Adding live coverage and solving topic fatigue

2023-09-24

Three problems bugged News Minimalist from the start: stale news, bad updates timing, and repetitive content. I think I solved them today.

Problems

Since the very beginning of the project, the news was grouped by days. The algorithm collected news for 24 hours, rated all articles, and showed the results for the next 24 hours. The system was built around a newsletter that was sent daily. But it had three major problems.

First, the news was becoming stale. Since the website was static for 24 hours, it considerably lagged behind the events by the end of that window. The problem was even worse than it appeared: since the website didn't change for 24 hours after the update, in the worst-case scenario you could read news with a 48-hour delay!

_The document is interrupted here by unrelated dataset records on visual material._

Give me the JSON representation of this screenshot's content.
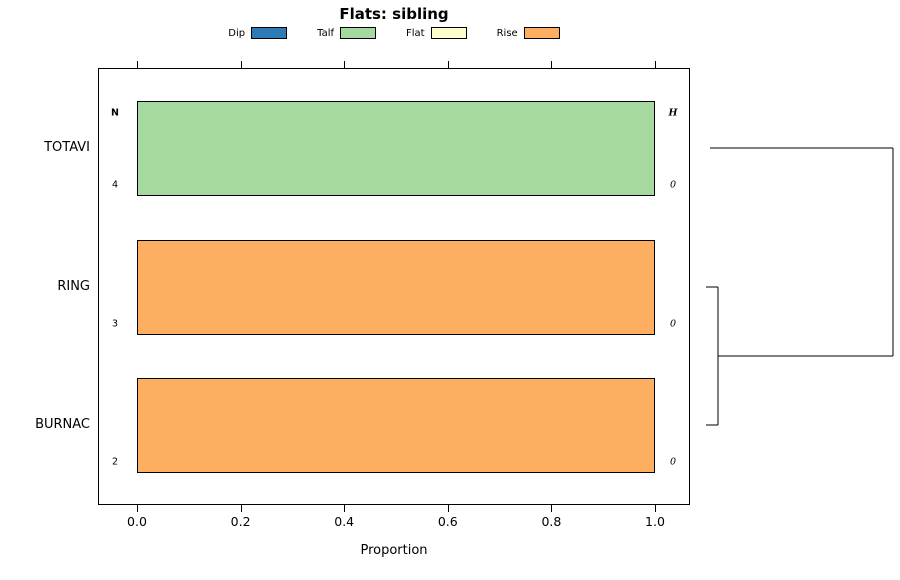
{
  "title": "Flats: sibling",
  "legend": [
    {
      "label": "Dip",
      "color": "#2C7BB6"
    },
    {
      "label": "Talf",
      "color": "#A6D9A0"
    },
    {
      "label": "Flat",
      "color": "#FFFFCC"
    },
    {
      "label": "Rise",
      "color": "#FDAE61"
    }
  ],
  "chart_data": {
    "type": "bar",
    "orientation": "horizontal",
    "stacked": true,
    "title": "Flats: sibling",
    "xlabel": "Proportion",
    "categories": [
      "TOTAVI",
      "RING",
      "BURNAC"
    ],
    "series": [
      {
        "name": "Dip",
        "values": [
          0,
          0,
          0
        ]
      },
      {
        "name": "Talf",
        "values": [
          1.0,
          0,
          0
        ]
      },
      {
        "name": "Flat",
        "values": [
          0,
          0,
          0
        ]
      },
      {
        "name": "Rise",
        "values": [
          0,
          1.0,
          1.0
        ]
      }
    ],
    "n_header": "N",
    "n_values": [
      "4",
      "3",
      "2"
    ],
    "h_header": "H",
    "h_values": [
      "0",
      "0",
      "0"
    ],
    "x_ticks": [
      "0.0",
      "0.2",
      "0.4",
      "0.6",
      "0.8",
      "1.0"
    ],
    "xlim": [
      0,
      1.07
    ],
    "grid": false,
    "legend_position": "top",
    "dendrogram": {
      "present": true,
      "position": "right",
      "clusters": [
        [
          "RING",
          "BURNAC"
        ],
        [
          [
            "RING",
            "BURNAC"
          ],
          "TOTAVI"
        ]
      ]
    }
  }
}
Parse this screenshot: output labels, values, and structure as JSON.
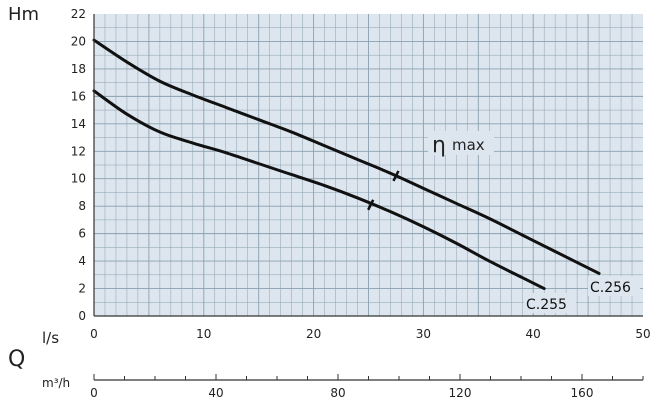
{
  "chart_data": {
    "type": "line",
    "ylabel": "Hm",
    "xlabel": "l/s",
    "big_label": "Q",
    "secondary_xlabel": "m³/h",
    "eta_label_symbol": "η",
    "eta_label_text": "max",
    "xlim": [
      0,
      50
    ],
    "ylim": [
      0,
      22
    ],
    "x_ticks": [
      0,
      10,
      20,
      30,
      40,
      50
    ],
    "y_ticks": [
      0,
      2,
      4,
      6,
      8,
      10,
      12,
      14,
      16,
      18,
      20,
      22
    ],
    "secondary_ticks": [
      0,
      40,
      80,
      120,
      160
    ],
    "secondary_factor": 3.6,
    "grid": true,
    "colors": {
      "background": "#dde6ee",
      "grid": "#8aa0b0",
      "curve": "#111111"
    },
    "series": [
      {
        "name": "C.256",
        "x": [
          0,
          3,
          6,
          9,
          12,
          15,
          18,
          21,
          24,
          27,
          30,
          33,
          36,
          39,
          42,
          46
        ],
        "y": [
          20.1,
          18.5,
          17.1,
          16.1,
          15.2,
          14.3,
          13.4,
          12.4,
          11.4,
          10.4,
          9.3,
          8.2,
          7.1,
          5.9,
          4.7,
          3.1
        ]
      },
      {
        "name": "C.255",
        "x": [
          0,
          3,
          6,
          9,
          12,
          15,
          18,
          21,
          24,
          27,
          30,
          33,
          36,
          39,
          41
        ],
        "y": [
          16.4,
          14.7,
          13.4,
          12.6,
          11.9,
          11.1,
          10.3,
          9.5,
          8.6,
          7.6,
          6.5,
          5.3,
          4.0,
          2.8,
          2.0
        ]
      }
    ],
    "eta_marks": [
      {
        "series": "C.256",
        "x": 27.5,
        "y": 10.2
      },
      {
        "series": "C.255",
        "x": 25.2,
        "y": 8.1
      }
    ]
  }
}
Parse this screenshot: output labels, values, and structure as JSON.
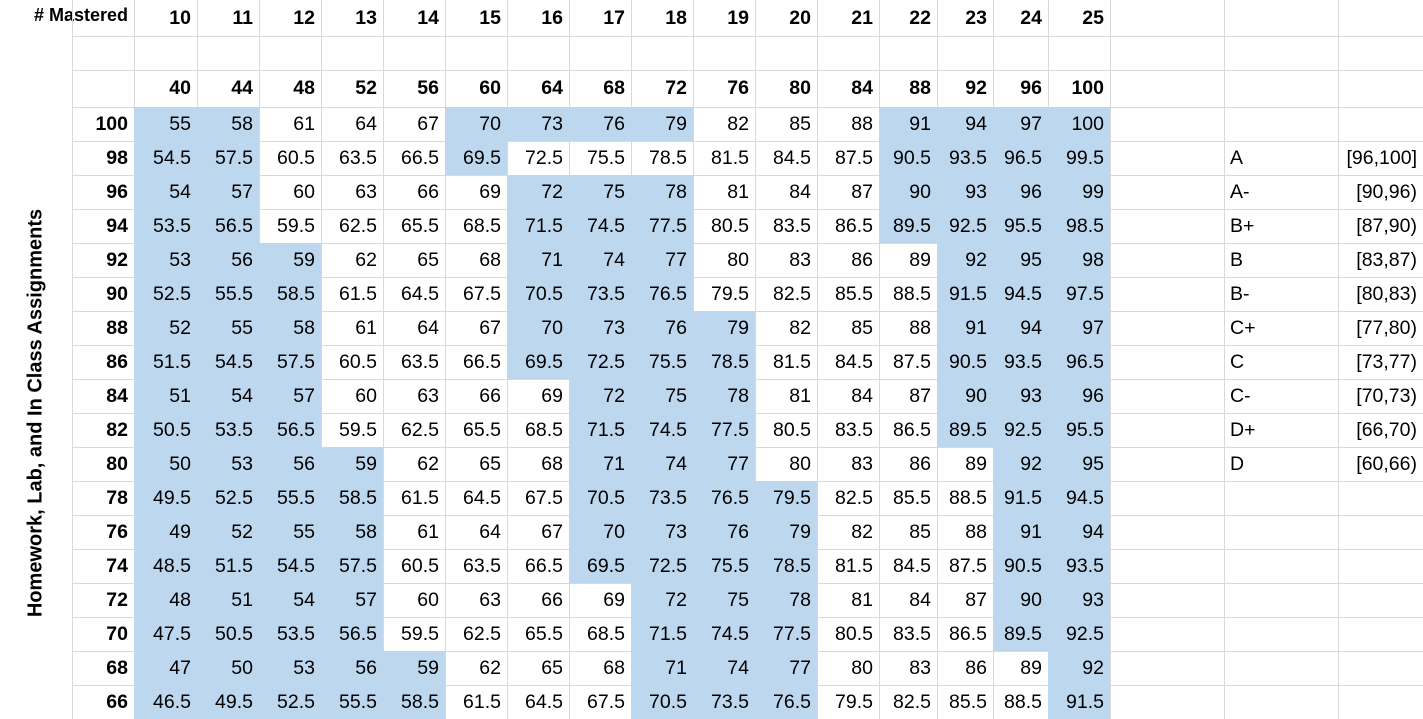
{
  "header": {
    "mastered_label": "# Mastered",
    "vertical_label": "Homework, Lab, and In Class Assignments"
  },
  "columns": {
    "mastered": [
      "10",
      "11",
      "12",
      "13",
      "14",
      "15",
      "16",
      "17",
      "18",
      "19",
      "20",
      "21",
      "22",
      "23",
      "24",
      "25"
    ],
    "scores": [
      "40",
      "44",
      "48",
      "52",
      "56",
      "60",
      "64",
      "68",
      "72",
      "76",
      "80",
      "84",
      "88",
      "92",
      "96",
      "100"
    ]
  },
  "rows": [
    {
      "label": "100",
      "values": [
        "55",
        "58",
        "61",
        "64",
        "67",
        "70",
        "73",
        "76",
        "79",
        "82",
        "85",
        "88",
        "91",
        "94",
        "97",
        "100"
      ]
    },
    {
      "label": "98",
      "values": [
        "54.5",
        "57.5",
        "60.5",
        "63.5",
        "66.5",
        "69.5",
        "72.5",
        "75.5",
        "78.5",
        "81.5",
        "84.5",
        "87.5",
        "90.5",
        "93.5",
        "96.5",
        "99.5"
      ]
    },
    {
      "label": "96",
      "values": [
        "54",
        "57",
        "60",
        "63",
        "66",
        "69",
        "72",
        "75",
        "78",
        "81",
        "84",
        "87",
        "90",
        "93",
        "96",
        "99"
      ]
    },
    {
      "label": "94",
      "values": [
        "53.5",
        "56.5",
        "59.5",
        "62.5",
        "65.5",
        "68.5",
        "71.5",
        "74.5",
        "77.5",
        "80.5",
        "83.5",
        "86.5",
        "89.5",
        "92.5",
        "95.5",
        "98.5"
      ]
    },
    {
      "label": "92",
      "values": [
        "53",
        "56",
        "59",
        "62",
        "65",
        "68",
        "71",
        "74",
        "77",
        "80",
        "83",
        "86",
        "89",
        "92",
        "95",
        "98"
      ]
    },
    {
      "label": "90",
      "values": [
        "52.5",
        "55.5",
        "58.5",
        "61.5",
        "64.5",
        "67.5",
        "70.5",
        "73.5",
        "76.5",
        "79.5",
        "82.5",
        "85.5",
        "88.5",
        "91.5",
        "94.5",
        "97.5"
      ]
    },
    {
      "label": "88",
      "values": [
        "52",
        "55",
        "58",
        "61",
        "64",
        "67",
        "70",
        "73",
        "76",
        "79",
        "82",
        "85",
        "88",
        "91",
        "94",
        "97"
      ]
    },
    {
      "label": "86",
      "values": [
        "51.5",
        "54.5",
        "57.5",
        "60.5",
        "63.5",
        "66.5",
        "69.5",
        "72.5",
        "75.5",
        "78.5",
        "81.5",
        "84.5",
        "87.5",
        "90.5",
        "93.5",
        "96.5"
      ]
    },
    {
      "label": "84",
      "values": [
        "51",
        "54",
        "57",
        "60",
        "63",
        "66",
        "69",
        "72",
        "75",
        "78",
        "81",
        "84",
        "87",
        "90",
        "93",
        "96"
      ]
    },
    {
      "label": "82",
      "values": [
        "50.5",
        "53.5",
        "56.5",
        "59.5",
        "62.5",
        "65.5",
        "68.5",
        "71.5",
        "74.5",
        "77.5",
        "80.5",
        "83.5",
        "86.5",
        "89.5",
        "92.5",
        "95.5"
      ]
    },
    {
      "label": "80",
      "values": [
        "50",
        "53",
        "56",
        "59",
        "62",
        "65",
        "68",
        "71",
        "74",
        "77",
        "80",
        "83",
        "86",
        "89",
        "92",
        "95"
      ]
    },
    {
      "label": "78",
      "values": [
        "49.5",
        "52.5",
        "55.5",
        "58.5",
        "61.5",
        "64.5",
        "67.5",
        "70.5",
        "73.5",
        "76.5",
        "79.5",
        "82.5",
        "85.5",
        "88.5",
        "91.5",
        "94.5"
      ]
    },
    {
      "label": "76",
      "values": [
        "49",
        "52",
        "55",
        "58",
        "61",
        "64",
        "67",
        "70",
        "73",
        "76",
        "79",
        "82",
        "85",
        "88",
        "91",
        "94"
      ]
    },
    {
      "label": "74",
      "values": [
        "48.5",
        "51.5",
        "54.5",
        "57.5",
        "60.5",
        "63.5",
        "66.5",
        "69.5",
        "72.5",
        "75.5",
        "78.5",
        "81.5",
        "84.5",
        "87.5",
        "90.5",
        "93.5"
      ]
    },
    {
      "label": "72",
      "values": [
        "48",
        "51",
        "54",
        "57",
        "60",
        "63",
        "66",
        "69",
        "72",
        "75",
        "78",
        "81",
        "84",
        "87",
        "90",
        "93"
      ]
    },
    {
      "label": "70",
      "values": [
        "47.5",
        "50.5",
        "53.5",
        "56.5",
        "59.5",
        "62.5",
        "65.5",
        "68.5",
        "71.5",
        "74.5",
        "77.5",
        "80.5",
        "83.5",
        "86.5",
        "89.5",
        "92.5"
      ]
    },
    {
      "label": "68",
      "values": [
        "47",
        "50",
        "53",
        "56",
        "59",
        "62",
        "65",
        "68",
        "71",
        "74",
        "77",
        "80",
        "83",
        "86",
        "89",
        "92"
      ]
    },
    {
      "label": "66",
      "values": [
        "46.5",
        "49.5",
        "52.5",
        "55.5",
        "58.5",
        "61.5",
        "64.5",
        "67.5",
        "70.5",
        "73.5",
        "76.5",
        "79.5",
        "82.5",
        "85.5",
        "88.5",
        "91.5"
      ]
    }
  ],
  "grades": [
    {
      "letter": "A",
      "range": "[96,100]"
    },
    {
      "letter": "A-",
      "range": "[90,96)"
    },
    {
      "letter": "B+",
      "range": "[87,90)"
    },
    {
      "letter": "B",
      "range": "[83,87)"
    },
    {
      "letter": "B-",
      "range": "[80,83)"
    },
    {
      "letter": "C+",
      "range": "[77,80)"
    },
    {
      "letter": "C",
      "range": "[73,77)"
    },
    {
      "letter": "C-",
      "range": "[70,73)"
    },
    {
      "letter": "D+",
      "range": "[66,70)"
    },
    {
      "letter": "D",
      "range": "[60,66)"
    }
  ],
  "colors": {
    "highlight": "#bdd7ee",
    "gridline": "#d9d9d9"
  }
}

Second, the website is updated too late for many parts of the world. If you're in the Americas, the website was updated from 5 to 9 a.m. based on your timezone, letting you read fresh news in the morning. But for other parts of the world, the update came too late: around lunch for Europe and dinner in Asia.

The third problem was that deduplication only worked on news within 24 hours. The next day, the deduplication algorithm analyzed the entirely new batch of articles with no overlap. That led to people seeing news about the same event every day, leading to "topic fatigue" - where a single event is covered so much that it's not interesting anymore and causes frustration.

Solution

News Minimalist switches to live coverage - now the website is updated every hour, letting people learn about new events almost in real-time and when they find it convenient.

The deduplication algorithm has been improved. It now works continuously, analyzing a sliding 72-hour window of articles instead of 24-hour non-overlapping batches. This extends the purpose of the algorithm: from finding plain duplicates, to organizing articles into "stories" covering one event. Now, the important change here is that stories are sorted by their start time: new stories at the top, and older at the bottom. Once the oldest article in a story falls out of the 72-hour window, it gets replaced by a slightly newer but still old article, keeping the story at the bottom. This should solve the issue of "topic fatigue" - something entirely new and unexpected must happen for an article to break away from the story and form a new story that would appear at the top. The older story will still be available at the bottom and will continue to give ongoing coverage of the event.

I also made another change that some might find negative: the site now doesn't have historical data going further than 3 days back. Very few people ever browsed more than 3 days back (less than 0.5%). Maintaining it in the new system was too complex, so I decided to remove it. The removal considerably simplifies the architecture, making the site more light and letting me make any further improvements faster.

Closing notes

This was a major rewrite and I might have missed some bugs. If you find anything, please send me a quick note to hello@mail.newsminimalist.com, and I'll try to fix it as soon as possible.

This is a new chapter for News Minimalist. I hope you'll like it.

Thank you all,
Vadim